Existing researches have emphasized the pivotal role of thoracic radiotherapy in ES-SCLC, while irradiation towards metastatic lesions is commonly considered as a symptomatic treatment. The phase II PEMBRO-RT study was conducted in patients with metastatic non-small-cell lung cancer. In this trial, those who received SBRT on a single, primarily metastatic site, followed by immunotherapy, had a doubling of the overall response rate, indicating the viability of early intervention of radiotherapy to metastatic sites (31). In our study, patients with ES-SCLC stratified by extra thoracic radiotherapy were directly compared. Align with our previous findings on thoracic radiotherapy, early extra thoracic radiotherapy exhibited improved survival outcomes. In summary, early radiotherapy, either thoracic or extra thoracic, combined with chemo-immunotherapy may be an ideal first-line treatment paradigm for ES-SCLC.
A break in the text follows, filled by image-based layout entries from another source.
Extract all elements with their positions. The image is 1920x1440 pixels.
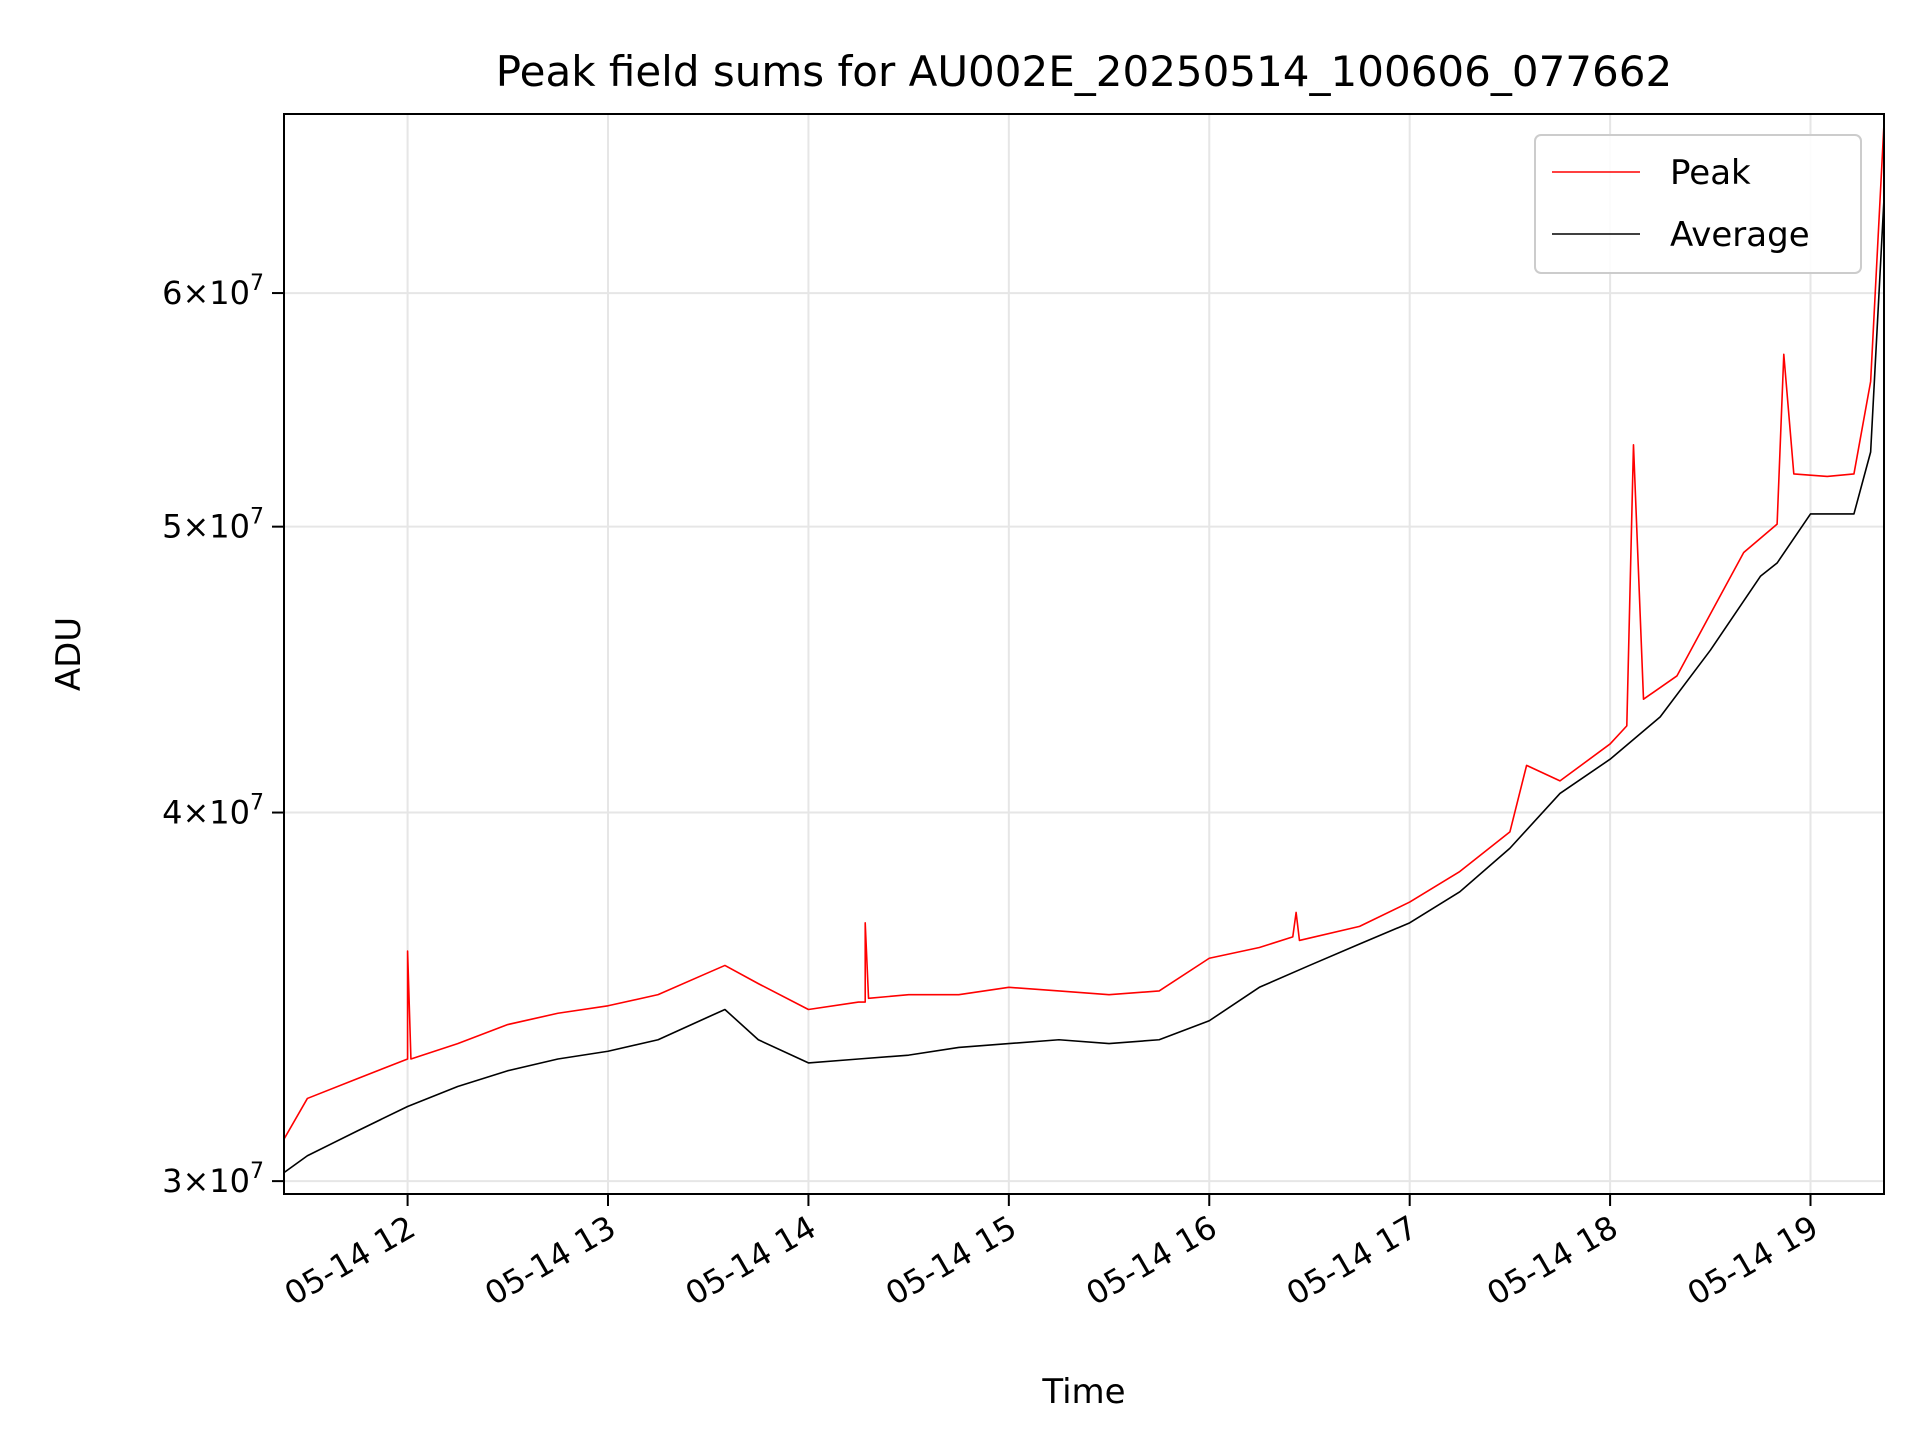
y-tick-exponent: 7 <box>250 271 264 296</box>
legend: Peak Average <box>1534 134 1862 274</box>
chart-title: Peak field sums for AU002E_20250514_1006… <box>496 47 1672 96</box>
y-tick-exponent: 7 <box>250 791 264 816</box>
y-tick-label: 5×107 <box>162 505 264 546</box>
y-tick-exponent: 7 <box>250 1159 264 1184</box>
y-tick-label: 6×107 <box>162 271 264 312</box>
y-tick-mantissa: 6 <box>162 274 182 312</box>
y-tick-exponent: 7 <box>250 505 264 530</box>
legend-box <box>1534 134 1862 274</box>
y-tick-label: 4×107 <box>162 791 264 832</box>
x-axis-label: Time <box>1041 1372 1125 1412</box>
legend-label-average: Average <box>1670 215 1810 255</box>
y-tick-mantissa: 4 <box>162 794 182 832</box>
legend-label-peak: Peak <box>1670 153 1751 193</box>
y-ticks: 3×107 4×107 5×107 6×107 <box>162 271 284 1200</box>
y-tick-label: 3×107 <box>162 1159 264 1200</box>
series-line-average <box>284 198 1884 1174</box>
grid <box>284 114 1884 1194</box>
y-tick-mantissa: 5 <box>162 508 182 546</box>
series-line-peak <box>284 123 1884 1140</box>
series-layer <box>284 123 1884 1174</box>
plot-frame <box>283 113 1885 1195</box>
y-tick-mantissa: 3 <box>162 1162 182 1200</box>
y-axis-label: ADU <box>49 617 89 691</box>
Generally, the safety profile is acceptable. In this study, the whole treated-related AEs were not significantly increased in patients receiving early radiotherapy, albeit with higher incidence of pneumonitis. However, there’s no significance in grade≥3 pneumonitis. Consistently, previous studies also exhibited manageable and primarily low-grade adverse events. Radiotherapy was reported with elevated risk of all-grade pneumonitis with incidence of about 13.8%-25.0%, and the grade 3 or higher pneumonitis was ranging from 2.6% to 6.5% (20–22, 32, 33). In summary, first-line radiotherapy combined with chemo-immunotherapy appears to be safe. Owing to limited evidence from prospective study, the safety of the combined regimen requires careful consideration.
This study has several limitations. First, although it was based on a large multi-center cohort, the non-randomized design may have introduced selection bias and unmeasured confounding factors. Second, heterogeneity existed in radiotherapy techniques, target volumes, and dosing regimens across centers, which might have influenced survival and toxicity outcomes. Additionally, the analysis was limited by missing clinical data, such as the application of prophylactic cranial irradiation, cycles of systemic therapy, and later-line treatments, which might have influenced the survival analyses. Finally, the limited follow-up duration precluded a definitive assessment of long-term survival and late toxicities. Due to the defects, the findings should be interpreted with caution.
In conclusion, early radiotherapy, either thoracic or extra thoracic radiotherapy, combined with first-line chemo-immunotherapy constituted an effective and well-tolerated strategy for patients with ES-SCLC. These findings warrant further investigation in large-scale prospective randomized trials in the future.